In a discussion with one of my friends, she pointed out that this story could be a really good TV series. It has enough twists and turns that a really good number of episodes could be made out of this. I agree, but also disagree because while the twists and turns are multiple, they are also multiple. My god, they’re never ending! I got sick of waiting for the book to end and the drama to finish. It’s all a circle of Rani being incompetent in Nazo’s eyes, who attempts to take the narrative into her hands with some political manoeuvring, who then finds out Rani had her own plans, so she plans something in return, and on and on and on. And even while I’m talking about this I realize how interesting it possibly sounds, but I remember the death-defying boredom I felt while reading it, and just no.

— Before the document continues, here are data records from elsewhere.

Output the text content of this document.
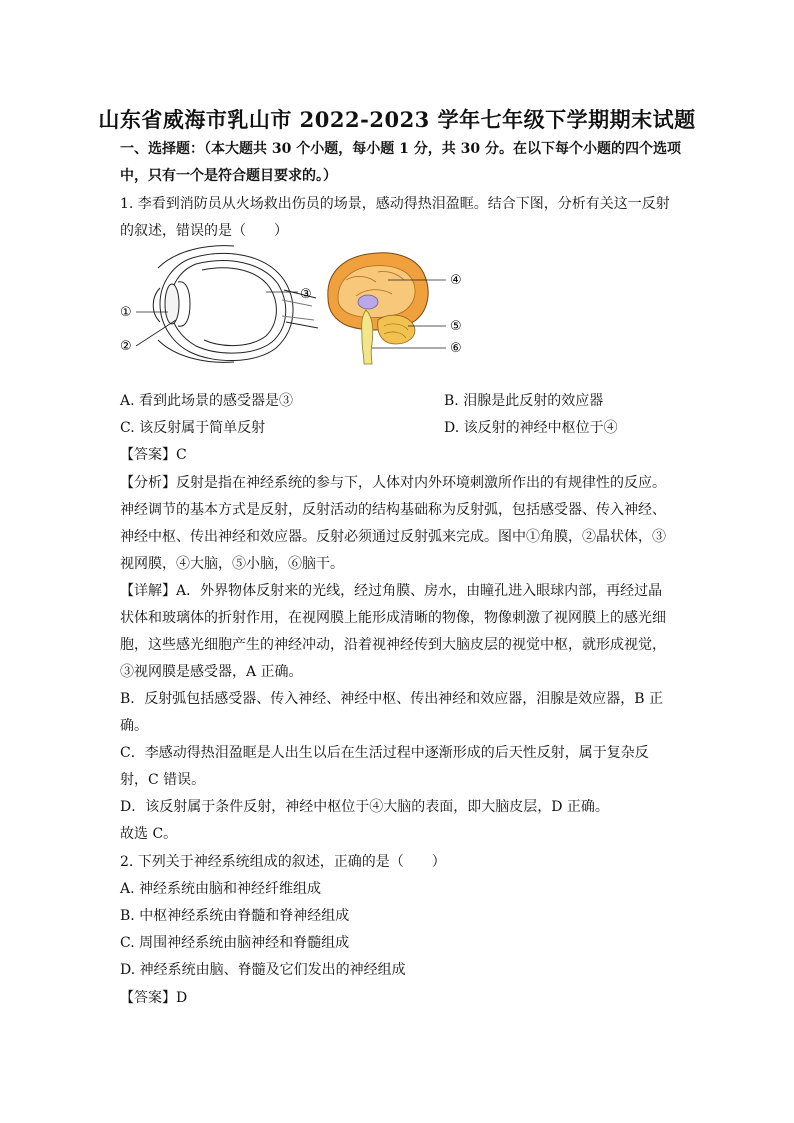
山东省威海市乳山市 2022-2023 学年七年级下学期期末试题
一、选择题：（本大题共 30 个小题，每小题 1 分，共 30 分。在以下每个小题的四个选项
中，只有一个是符合题目要求的。）
1. 李看到消防员从火场救出伤员的场景，感动得热泪盈眶。结合下图，分析有关这一反射
的叙述，错误的是（　　）
①
②
③
④
⑤
⑥
A. 看到此场景的感受器是③	B. 泪腺是此反射的效应器
C. 该反射属于简单反射	D. 该反射的神经中枢位于④
【答案】C
【分析】反射是指在神经系统的参与下，人体对内外环境刺激所作出的有规律性的反应。
神经调节的基本方式是反射，反射活动的结构基础称为反射弧，包括感受器、传入神经、
神经中枢、传出神经和效应器。反射必须通过反射弧来完成。图中①角膜，②晶状体，③
视网膜，④大脑，⑤小脑，⑥脑干。
【详解】A．外界物体反射来的光线，经过角膜、房水，由瞳孔进入眼球内部，再经过晶
状体和玻璃体的折射作用，在视网膜上能形成清晰的物像，物像刺激了视网膜上的感光细
胞，这些感光细胞产生的神经冲动，沿着视神经传到大脑皮层的视觉中枢，就形成视觉，
③视网膜是感受器，A 正确。
B．反射弧包括感受器、传入神经、神经中枢、传出神经和效应器，泪腺是效应器，B 正
确。
C．李感动得热泪盈眶是人出生以后在生活过程中逐渐形成的后天性反射，属于复杂反
射，C 错误。
D．该反射属于条件反射，神经中枢位于④大脑的表面，即大脑皮层，D 正确。
故选 C。
2. 下列关于神经系统组成的叙述，正确的是（　　）
A. 神经系统由脑和神经纤维组成
B. 中枢神经系统由脊髓和脊神经组成
C. 周围神经系统由脑神经和脊髓组成
D. 神经系统由脑、脊髓及它们发出的神经组成
【答案】D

Suddenly you looked up at me and said, ‘Nazo, do you think I can do it alone? Do you really believe in me?’
‘Of course,’ I said. ‘More than myself.’
‘Then let’s do it. It’s now or never.’

We also need to talk about Nazo’s obsession with Rani. Obsession is really an understatement here; Nazo’s mania when it comes to Rani’s life and her presence and her habits borders on creepy. At one point in the book Nazo is accussed of Schizophrenia to explain her obsession, which gave me all sorts of bad vibes for possibly really bad representation of mental illnesses.

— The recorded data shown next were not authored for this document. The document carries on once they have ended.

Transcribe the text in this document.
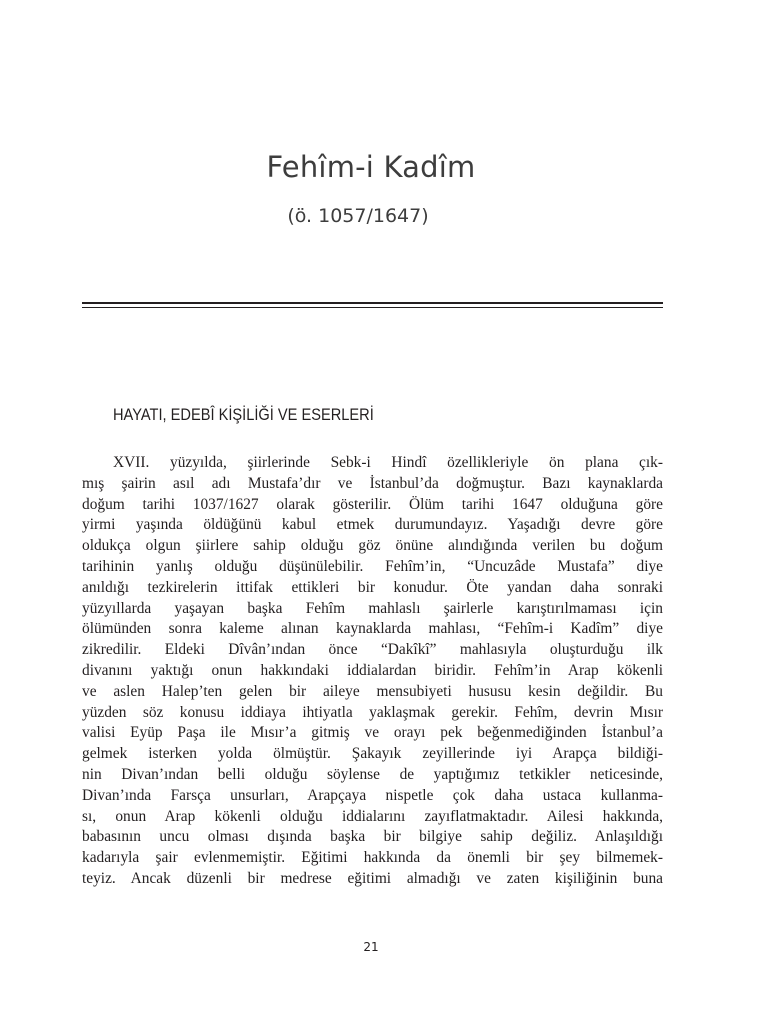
Fehîm-i Kadîm
(ö. 1057/1647)
HAYATI, EDEBÎ KİŞİLİĞİ VE ESERLERİ
XVII. yüzyılda, şiirlerinde Sebk-i Hindî özellikleriyle ön plana çık-
mış şairin asıl adı Mustafa’dır ve İstanbul’da doğmuştur. Bazı kaynaklarda
doğum tarihi 1037/1627 olarak gösterilir. Ölüm tarihi 1647 olduğuna göre
yirmi yaşında öldüğünü kabul etmek durumundayız. Yaşadığı devre göre
oldukça olgun şiirlere sahip olduğu göz önüne alındığında verilen bu doğum
tarihinin yanlış olduğu düşünülebilir. Fehîm’in, “Uncuzâde Mustafa” diye
anıldığı tezkirelerin ittifak ettikleri bir konudur. Öte yandan daha sonraki
yüzyıllarda yaşayan başka Fehîm mahlaslı şairlerle karıştırılmaması için
ölümünden sonra kaleme alınan kaynaklarda mahlası, “Fehîm-i Kadîm” diye
zikredilir. Eldeki Dîvân’ından önce “Dakîkî” mahlasıyla oluşturduğu ilk
divanını yaktığı onun hakkındaki iddialardan biridir. Fehîm’in Arap kökenli
ve aslen Halep’ten gelen bir aileye mensubiyeti hususu kesin değildir. Bu
yüzden söz konusu iddiaya ihtiyatla yaklaşmak gerekir. Fehîm, devrin Mısır
valisi Eyüp Paşa ile Mısır’a gitmiş ve orayı pek beğenmediğinden İstanbul’a
gelmek isterken yolda ölmüştür. Şakayık zeyillerinde iyi Arapça bildiği-
nin Divan’ından belli olduğu söylense de yaptığımız tetkikler neticesinde,
Divan’ında Farsça unsurları, Arapçaya nispetle çok daha ustaca kullanma-
sı, onun Arap kökenli olduğu iddialarını zayıflatmaktadır. Ailesi hakkında,
babasının uncu olması dışında başka bir bilgiye sahip değiliz. Anlaşıldığı
kadarıyla şair evlenmemiştir. Eğitimi hakkında da önemli bir şey bilmemek-
teyiz. Ancak düzenli bir medrese eğitimi almadığı ve zaten kişiliğinin buna
21
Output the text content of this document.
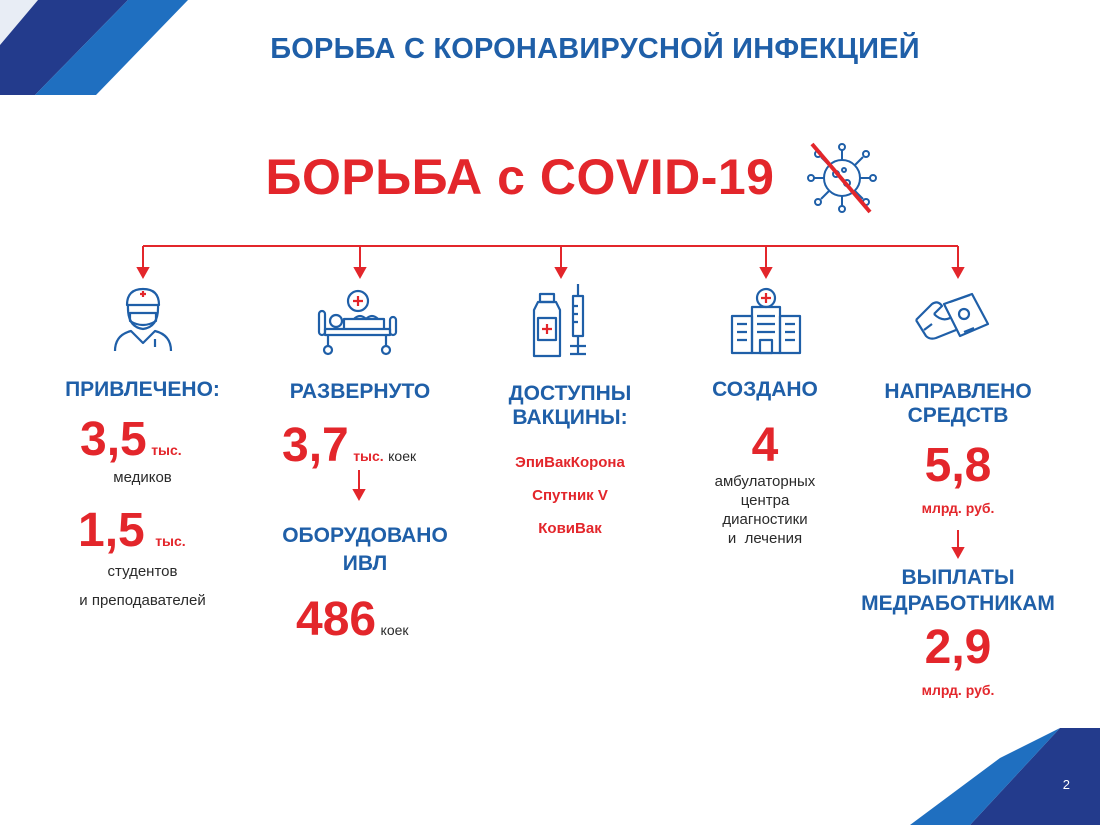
БОРЬБА С КОРОНАВИРУСНОЙ ИНФЕКЦИЕЙ
БОРЬБА с COVID-19
ПРИВЛЕЧЕНО:
3,5 тыс.
медиков
1,5 тыс.
студентов
и преподавателей
РАЗВЕРНУТО
3,7 тыс. коек
ОБОРУДОВАНО
ИВЛ
486 коек
ДОСТУПНЫ
ВАКЦИНЫ:
ЭпиВакКорона
Спутник V
КовиВак
СОЗДАНО
4
амбулаторных
центра
диагностики
и  лечения
НАПРАВЛЕНО
СРЕДСТВ
5,8
млрд. руб.
ВЫПЛАТЫ
МЕДРАБОТНИКАМ
2,9
млрд. руб.
2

Refugee didn’t look too happy to have me back in his kitchen, but I ignored his grumbling. After all, I was back where I belonged. In my rightful place. With you.

At the beginning though, I was quite happy with all the female protagonist focus. In fact, in terms of the Bechedel test, this book passes with flying colours. They talk about Rani’s relationship with her corrupt, manipulative husband (a stand-in for Asif Ali Zardari), and Nazo’s relationship with a soldier, but their conversations don’t just revolve around men. There are discussions about politics and women’s rights and how Rani is being controlled and how Nazo doesn’t understand the pressure of governance. Both these women are distinct in their opinions and their ways of being, and yet – I really can’t say it any other way – they are also so repetitive and bland and boring.

You were not the only one who’d lost interest in the General’s hide-and-seek elections. It was your pregnancy that dominated the media more these days. In fact, even the uncertainty of the elections was drowned by it. Instead of ‘Will he or won’t he call the elections?’, the question on people’s lips was, ‘Will she or won’t she quit after motherhood?’ It was hard enough for people to digest that a woman was vying for the top position, but a mother-to-be, out of the question.

What’s amazing about my dislike for this book was that it tackled so many important things in terms of fighting for the rights of women, which is an issue that’s particularly close to my heart. I’m waging a daily battle with sexism and misogyny wherever I go, so books which address this war path I’m on help balm my wounds. You would think this book would have been a welcome relief, because it’s very honest about how politics is a tough path to navigate for a woman. In fact, in terms of their gender, Rani and Nazo repeatedly traverse a path few have travelled before them. And again and again they discuss things that are so repeatedly frustrating about living in a country like Pakistan.

Truth is, Madam, if I was getting raped, it’d be better for me to kill my rapist than to go knocking for justice on the door of a society where a raped woman has to provide four eyewitnesses!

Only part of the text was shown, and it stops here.